L’EN peine à recruter des profs de qualité mais paie peu, peine à garder ses profs, et pourtant met en place des ruptures conventionnelles pour faciliter les départs des profs qualifiés et expérimentés, puis refuse des démissions poussant à envisager l’abandon de poste… Ce « Je t’aime moi non plus » pourrait ressembler à un bon vaudeville, les portes claquant, un amant sortant du placard, et cela finirait bien. Mais ce n’est pas le cas… Dans le scénario actuel, on trouve des burn-out, des congés longue maladie, des arrêts non remplacés, la valse des contractuels… et des démissions non préparées.
L’Éducation nationale, une prison pas très dorée ? La quitter relève de l’escape game.
Il y a 5 ans, la mobilité interne serait arrivée en première intention dans les lignes à venir, car c’était la tendance du moment. Aujourd’hui, au vu des demandes de ruptures conventionnelles et autres démissions, la porte d’entrée pertinente semble plutôt être la porte de sortie vers laquelle de plus en plus d’enseignants se dirigent. L’important est de faire le point, de regarder à l’extérieur sans peur ni illusions et d’envisager toutes les possibilités sur le spectre de l’évolution professionnelle.
Les profs entrent parfois en fonction comme on entre en religion, mais sont ensuite confrontés à des frustrations les incitant à vouloir claquer la porte… mais pour aller où ? Le monde du travail leur paraît étranger, hostile. Ils n’ont souvent jamais eu d’expérience professionnelle autre. Pourtant, se demander s’il y a une vie professionnelle en dehors de l’Éducation nationale peut finalement être aussi signe de bonne santé mentale. Et quand on doit se projeter à avoir 32 élèves de 3 ans au nez qui coule, 12 enfants à besoins spécifiques ou 16 élèves en décrochage scolaire jusqu’à 64 ans, on est plus qu’en droit de se poser cette question…
De plus, quand on voit qu’en tant qu’enseignant, on finit par appartenir au bas de la classe moyenne alors qu’on a minimum BAC+5, il y a une logique à se poser cette question. Alors, quand se la poser ? Avant d’aller trop mal, avant d’être non recyclable ? Quels signes doivent vous alerter et vous inciter à envisager une reconversion ? Tous les signes avant-coureurs du burn-out : irritabilité, migraines, problèmes de peau, difficulté à s’endormir, anxiété, charge mentale qui ne faiblit pas, etc. Pour moi, ça a été quand j’ai commencé à pleurer en mettant la main sur la poignée de la porte de l’école le matin. Si la souffrance est telle et si le diplôme d’origine est assez prisé, pas besoin de s’infliger de rester. Listez et écoutez vos symptômes, arrêtez de faire le bon petit soldat qui prend sur lui car votre santé est en jeu.
Si on se reconvertit, il faut aussi que cela ait un sens, et que cela en vaille la peine.

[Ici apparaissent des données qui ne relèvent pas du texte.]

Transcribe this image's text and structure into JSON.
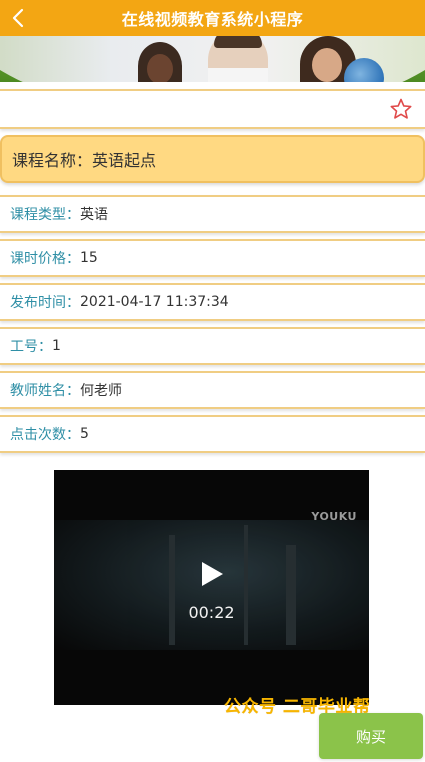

Car une reconversion est rarement une promenade de santé. Il va falloir définir un projet, faire son CV, essuyer des refus…. Bref, on va éviter de se reconvertir à 6 mois de la retraite. Je dirais que 10 à 15 ans avant la retraite semble être un horizon logique.
À ce stade de début de questionnement, il y a des ressources gratuites qui vont permettre de nourrir votre cheminement.
Elle vous sera utile pour poser le cadre de ce qu’est la mobilité enseignante : des questions générales, des points pour se rassurer et commencer à se projeter ailleurs.
Attention : pas de “solutions”, mais des questions si vous en êtes au tout début de votre réflexion.
Voici le guide Agir pour son projet de mobilité professionnelle - Guide repères des agents de la fonction publique qui propose des questionnaires d’auto-évaluation du projet, des méthodologies pour traiter chacune des étapes.
Commencez aussi à rejoindre des groupes Facebook sur des sujets qui vous intéressent. Cela vous fera du bien, et vous donnera des idées. Le groupe Partage entre enseignants, orthopédagogues et intervenants en éducation peut offrir de bonnes pistes pour imaginer des pistes de reconversion. Des groupes de profs qui se questionnent sur leur avenir aussi :
Il y des techniques, dont les contenus sont disponibles sur Youtube ou en librairie selon son format préféré pour réfléchir à qui on a envie d’être, ailleurs.
Je pense que l’IKIGAÏ est un outil accessible pour démarrer un questionnement, même si ce questionnement mené avec un accompagnant permettra d’éviter de se limiter soi-même. Avec une formatrice de coachs scolaires, on a fait un live sur le sujet que vous pouvez retrouver ici.
Si vous envisagez la sortie, il va falloir se mettre en mouvement et s’inspirer de celles et ceux qui naviguent déjà en pleine mer : faire son CV, se créer un compte LinkedIn, solliciter ses réseaux…. et se rendre visible ! Cela veut dire sortir de sa zone de confort, aussi inconfortable soit-elle devenue. Mais aussi affronter ses peurs, notamment son sentiment d’incompétence apprise, et tenter de viser une reconversion qui ne soit pas au rabais, pas une rétrogradation mais une émancipation.
La logique pourrait être de faire un bilan de compétences, avec votre Compte Personnel de Formation… sauf que vous ne pouvez pas le mobiliser librement. Rappel : tant que vous êtes enseignant, pour mobiliser votre CPF, la plupart des académies ont mis en place des commissions pour sélectionner parmi les demandes de mobilisation du CPF. Il faut soumettre son dossier en amont de ces commissions.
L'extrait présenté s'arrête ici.